What I mean is, "Dancing On My Own" is maybe the most effective anti-dance dance song released in a long time. It is a song about sitting alone in the club feeling like garbage and not enjoying yourself while the object of your affection is with somebody else, just barely out of your view. That's it. "Call Your Girlfriend" starts with "call your girlfriend / it's time you had the talk," an opening couplet so striking and upfront that I can't imagine it coming from anybody but Robyn. Can you imagine Katy Perry opening a song like that? With two lines that push you into the most painful emotional territory imaginable right from the get-go? Even the Max Martin-penned "Time Machine," with its bombastic hey-chant superchorus, is all about regret. Doing shitty, shitty things and never being able to take them back. If you can't relate to songs like these then we are just very different people.

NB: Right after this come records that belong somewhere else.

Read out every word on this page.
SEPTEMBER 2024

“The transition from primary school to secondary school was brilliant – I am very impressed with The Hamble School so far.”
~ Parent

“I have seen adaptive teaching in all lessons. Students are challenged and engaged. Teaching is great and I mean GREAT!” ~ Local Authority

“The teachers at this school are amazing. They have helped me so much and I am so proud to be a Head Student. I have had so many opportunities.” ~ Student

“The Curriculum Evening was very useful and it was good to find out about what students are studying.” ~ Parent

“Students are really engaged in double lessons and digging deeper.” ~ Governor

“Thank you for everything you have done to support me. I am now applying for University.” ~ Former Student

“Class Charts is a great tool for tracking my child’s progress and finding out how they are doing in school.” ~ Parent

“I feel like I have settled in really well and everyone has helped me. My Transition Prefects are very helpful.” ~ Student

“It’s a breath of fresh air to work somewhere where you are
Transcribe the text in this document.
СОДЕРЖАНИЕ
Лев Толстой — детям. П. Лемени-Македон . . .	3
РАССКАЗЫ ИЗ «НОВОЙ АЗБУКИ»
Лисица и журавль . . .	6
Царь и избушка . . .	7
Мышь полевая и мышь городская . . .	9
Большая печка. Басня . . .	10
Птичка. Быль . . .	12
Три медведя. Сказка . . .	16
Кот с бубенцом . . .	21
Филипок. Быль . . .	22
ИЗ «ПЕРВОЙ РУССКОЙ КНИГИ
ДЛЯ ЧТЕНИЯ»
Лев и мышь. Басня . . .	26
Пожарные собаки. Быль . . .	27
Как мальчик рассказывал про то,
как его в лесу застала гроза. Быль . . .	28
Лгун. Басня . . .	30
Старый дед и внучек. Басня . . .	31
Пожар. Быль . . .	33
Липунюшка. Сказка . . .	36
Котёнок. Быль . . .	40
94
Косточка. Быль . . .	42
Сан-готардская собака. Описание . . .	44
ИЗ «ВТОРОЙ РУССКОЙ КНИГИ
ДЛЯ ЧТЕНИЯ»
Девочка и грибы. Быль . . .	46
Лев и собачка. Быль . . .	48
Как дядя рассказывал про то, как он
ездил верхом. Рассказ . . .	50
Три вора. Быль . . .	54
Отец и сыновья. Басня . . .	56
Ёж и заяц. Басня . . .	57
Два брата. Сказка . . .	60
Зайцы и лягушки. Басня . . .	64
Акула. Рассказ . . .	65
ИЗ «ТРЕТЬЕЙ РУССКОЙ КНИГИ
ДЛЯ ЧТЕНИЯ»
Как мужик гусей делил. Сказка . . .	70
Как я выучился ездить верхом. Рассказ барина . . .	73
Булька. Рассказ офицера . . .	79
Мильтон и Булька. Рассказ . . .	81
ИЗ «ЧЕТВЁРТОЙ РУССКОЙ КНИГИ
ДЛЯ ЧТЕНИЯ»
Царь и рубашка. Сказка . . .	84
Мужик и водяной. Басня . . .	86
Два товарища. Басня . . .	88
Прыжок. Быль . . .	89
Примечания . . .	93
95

This is why Robyn's more attitude-driven songs never clicked with me as much - they feel like a front. A defense mechanism. Or maybe I am just too weak of a human being to connect with them. I imagine there are people who can relate to a line like "you should know better than to fuck with me" but I'm not one of them. Maybe I'm not supposed to relate to it?
So that is what I have to say about Body Talk. Maybe it is time to talk about Don't Stop The Music, a Robyn album that I like but don't have nearly as much to say about. I wanted to do the responsible thing and talk about a Robyn album that isn't Body Talk, which I accomplished soundly by talking about only Body Talk for seven straight paragraphs. EXCELLENT WORK.
Don't Stop The Music sounds like more of a standard 2002-era pop album. Clearly the aggressive-yet-vulnerable Robyn persona has not fully taken hold yet, and wouldn't until her 2005 self-titled album. But there are hints, the most obvious one being "Should Have Known," which popped up in re-recorded form on Robyn but made its first appearance here. Its dejected, defeated tone sounds like an obvious antecedent to most of Body Talk, but it eschews drama for a more introspective morning-after approach. But some of Music's charm comes from songs that would never appear on a modern Robyn album, like the gosh-darn adorable ballad "O Baby" or the hushed fidelity ode "Blow My Mind." I remember not caring about the last four or five songs on it, though. The last time I listened to it.
Oh well. The bottom line is that the instantly relatable themes that made Body Talk so appealing to so many people is not present in Don't Stop The Music, but if you have any interest in Robyn as a persona it is worth seeking out. It's as transitional as transitional records get, nestled between her producer-controlled teen pop phase in the late 90s and her independent resurgence in the mid-2000s. It's probably the last album she put out explicitly tailored for a then-dwindling teen pop audience.
Do you get the feeling that this review was headed in a potentially interesting direction? Fancy that. I don't know what happened. It's late.